Despite a tough-to-pronounce name (kinnick-inick), this low-profile, family-owned company has long been the salvation for gluten-averse consumers starved for baked products that taste like their wheat-laden counterparts.

Launched in 1991 to service a farmers' market customer base, the company was christened Kinnikinnick by its founder, Ted Wolf von Selzam. He borrowed the historic word from the stories of Algonquin natives, who used it to refer to a concoction of tobacco and wild bearberry leaves that they used to treat a host of ills, both spiritual and physical.

When Jerry Bigam and his wife, Lynne, purchased half of Kinnikinnick in 1997, the business took off after the couple's son Jay suggested they use the Internet to expand sales. (The Bigams took over the company in 2005.) When the couple first bought in, the potential scope of the slow-growing gluten-free market was unclear. Both Lynne and Jay had been diagnosed with Celiac disease—an autoimmune disorder in which gluten causes the immune system to attack the small intestine—but health officials thought that only about one in 5,000 North Americans had it.

The Bigams' success with online sales, though, helped to confirm their hunch that the number was actually much higher. By 1998, their online sales of gluten-free perishable foods, which Kinnikinnick could deliver overnight anywhere in North America, made up 80% of revenue.
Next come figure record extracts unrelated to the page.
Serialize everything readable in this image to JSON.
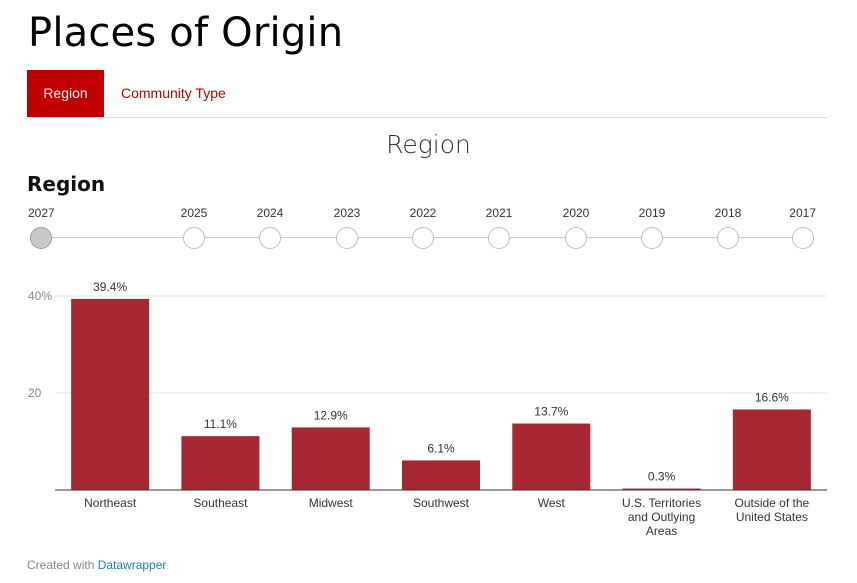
{
  "page": {
    "title": "Places of Origin"
  },
  "tabs": [
    {
      "label": "Region",
      "active": true
    },
    {
      "label": "Community Type",
      "active": false
    }
  ],
  "section_heading": "Region",
  "timeline": {
    "years": [
      "2027",
      "2025",
      "2024",
      "2023",
      "2022",
      "2021",
      "2020",
      "2019",
      "2018",
      "2017"
    ],
    "selected": "2027"
  },
  "footer": {
    "prefix": "Created with ",
    "link": "Datawrapper"
  },
  "colors": {
    "accent": "#c00000",
    "bar": "#a52832",
    "link": "#1d81a2"
  },
  "chart_data": {
    "type": "bar",
    "title": "Region",
    "categories": [
      "Northeast",
      "Southeast",
      "Midwest",
      "Southwest",
      "West",
      "U.S. Territories and Outlying Areas",
      "Outside of the United States"
    ],
    "category_lines": [
      [
        "Northeast"
      ],
      [
        "Southeast"
      ],
      [
        "Midwest"
      ],
      [
        "Southwest"
      ],
      [
        "West"
      ],
      [
        "U.S. Territories",
        "and Outlying",
        "Areas"
      ],
      [
        "Outside of the",
        "United States"
      ]
    ],
    "values": [
      39.4,
      11.1,
      12.9,
      6.1,
      13.7,
      0.3,
      16.6
    ],
    "data_labels": [
      "39.4%",
      "11.1%",
      "12.9%",
      "6.1%",
      "13.7%",
      "0.3%",
      "16.6%"
    ],
    "y_ticks": [
      20,
      40
    ],
    "y_tick_labels": [
      "20",
      "40%"
    ],
    "ylim": [
      0,
      40
    ],
    "xlabel": "",
    "ylabel": "",
    "grid": true
  }
}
Even more critical to their success than their tasty products (often the toughest hurdle in the gluten-free sector) was Jay's computer programming wizardry. After 9/11, the United States Food and Drug Administration forced companies to file "prior notice" documents for every food item that entered the country. Kinnikinnick would have needed 16 people labouring 24 hours per day to keep up with the paperwork, but Jay was able to design a work-around program to automate the process, saving the company from shutting down sales to the U.S.

More daunting hurdles are on the horizon. The booming gluten-free market that once delivered 30% annual sales increases—the U.S. market alone has grown from $100 million in 2003 to an estimated $2.6 billion in 2012—has attracted a flood of competitors in the past two years, and sales growth has shrunk. The challenge ahead for Kinnikinnick, which won an unsolicited seal of approval for its pancake mix from star chef Rachel Ray this year, is to keep from getting stale.


Employees: 200 People who have Celiac disease: 1 in 133 Year that Kinnikinnick launched online sales: 1998 Figures in the company's annual sales: 8 Company sales in U.S.: 65% Square feet in its production space: 150,000


Lessons Learned

1. Find a niche. "If you're a commodity, you're going to be in real trouble," Jerry Bigam says. "You've got too much competition."

2. Innovate—constantly. "If you only have one or two products, it can be a real chore getting into a major chain, says Bigam. His company sells about 30 products.

3. Invest in logistics. "One of the main barriers to market entry is getting products positioned at reasonable prices. Maximizing efficiency in transportation is key."